Although only returning to Australia once, in 1936 shortly after Sir Charles Kingsford Smith disappeared over the Andaman Sea, Dorothy criss-crossed the Atlantic, visiting England on her holidays, and in 1933, about six months after her mother’s death in September 1932, returned to England with Emma Kingsford’s ashes.
In 1940, Dumbarton Oaks was given to Harvard University and Dorothy went to work for the British Embassy in Washington. Throughout the war she had responsibility for censorship and negotiating US exports through British blockades. After the war she reorganised the embassy library and wrote weekly reports to the British Foreign Office.
During her time in Washington, she was deeply involved in the Daughters of the British Empire. Founded in 1909, the American society consists of women with British or Commonwealth birth or ancestry. Dorothy, a program chairman for the Queen Elizabeth Chapter organised guest speakers and charity events.

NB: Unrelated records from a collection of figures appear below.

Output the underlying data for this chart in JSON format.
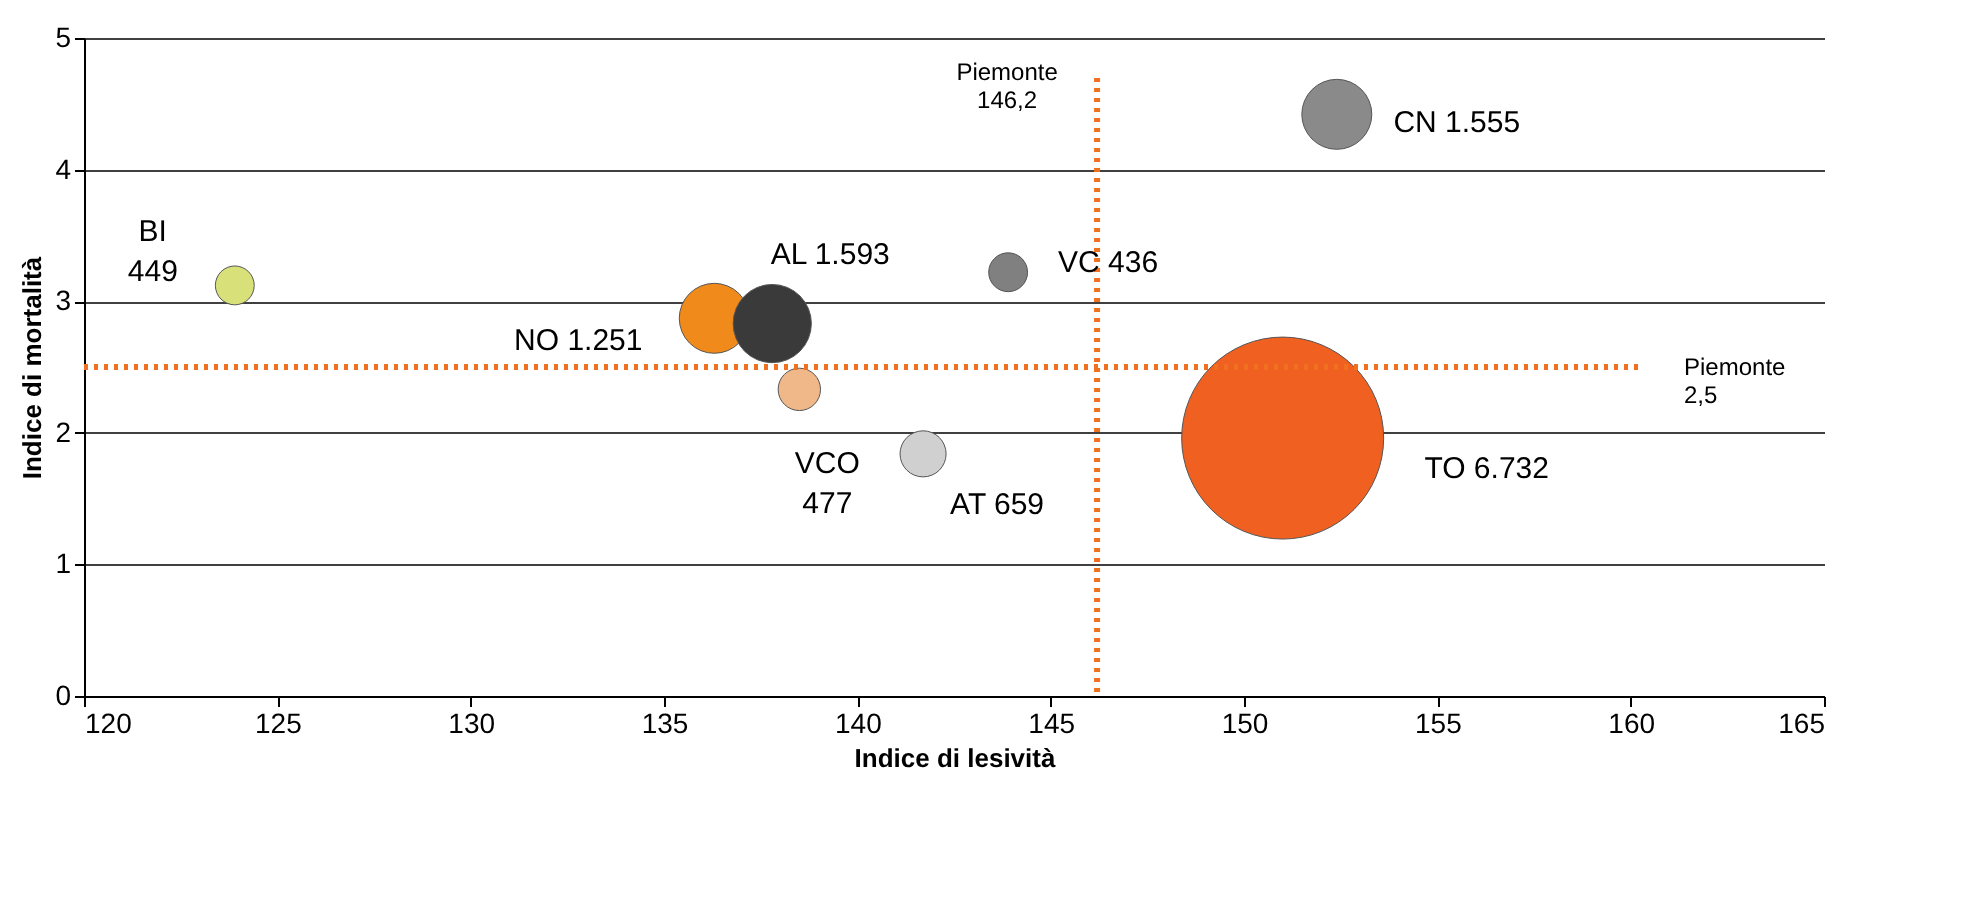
{
  "chart_data": {
    "type": "bubble",
    "xlabel": "Indice di lesività",
    "ylabel": "Indice di mortalità",
    "x": [
      123.9,
      136.3,
      137.8,
      138.5,
      143.9,
      141.7,
      152.4,
      151.0
    ],
    "values": [
      3.12,
      2.87,
      2.83,
      2.33,
      3.22,
      1.84,
      4.42,
      1.96
    ],
    "sizes": [
      0.037,
      0.12,
      0.15,
      0.044,
      0.037,
      0.052,
      0.12,
      1
    ],
    "colors": [
      "#d8e07a",
      "#f08a1a",
      "#3a3a3a",
      "#f0b888",
      "#808080",
      "#d0d0d0",
      "#8a8a8a",
      "#f06020"
    ],
    "value_labels": [
      "BI\n449",
      "NO 1.251",
      "AL 1.593",
      "VCO\n477",
      "VC 436",
      "AT 659",
      "CN 1.555",
      "TO 6.732"
    ],
    "xlim": [
      120,
      165
    ],
    "xticks": [
      120,
      125,
      130,
      135,
      140,
      145,
      150,
      155,
      160,
      165
    ],
    "ylim": [
      0,
      5
    ],
    "yticks": [
      0,
      1,
      2,
      3,
      4,
      5
    ],
    "grid": "y",
    "ref_lines": [
      {
        "axis": "x",
        "value": 146.2,
        "label": "Piemonte\n146,2",
        "color": "#f07020",
        "line_style": "dotted"
      },
      {
        "axis": "y",
        "value": 2.5,
        "label": "Piemonte\n2,5",
        "color": "#f07020",
        "line_style": "dotted"
      }
    ]
  }
}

One popular get-together was a billy tea. Women from Australia and New Zealand formed themselves into the Billy Tea Club. Described as something like an American picnic, the difference being that tea was boiled in a billy or kettle over an open fire whereas Americans did the same for picnic coffee.
Dorothy returned to Australia in 1950, after 25 years abroad, warmly greeted by the Australian American Association Women’s group in Melbourne. She died in Melbourne in August 1952.
While her famous nephew pushed the boundaries of ocean crossing from the air, Dorothy pursued an independent, globe-trotting life, traversing the world by ship, leaving a paper trail of records. Set against a backdrop of revolutions, two wars, a depression and US diplomacy, the documents reveal a fascinating life.
Additional References
1911 UK, 1940 US Census, and Immigration and shipping records located in Ancestry.
US newspapers from FindMyPast
[1] Residence of American ambassador Bueno Aires https://buenosairestogo.com/things-to-do/a-e3b07ba4-8f63-4fdc-ae5a-3f363ae06b84
[2] Robert Ash Kingsford Death Certificate from Unrelated Certificates GSQ
[3] Spreydon Girls School. Now Fairholme College at different location. Spreydon still exists at 30 Rome St, Newtown.
[4] Henri Verbrugghen https://adb.anu.edu.au/biography/verbrugghen-henri-adrien-marie-8913
[5] fast and energetic in a rather wild and uncontrolled way
[6] Robert Woods Bliss https://www.doaks.org/resources/bliss-tyler-correspondence/annotations/robert-woods-bliss
[7] Dumbarton Oaks, https://www.doaks.org/
A fascinating story Sharyn. what an amazing and independent life for the times. My connection to the Aquitania is the ship that brought my Dad home from WW2. I don’t imagine the dining room was anything like your photo.
How amazing Rosemary, the ship would have held a special place in your father’s mind.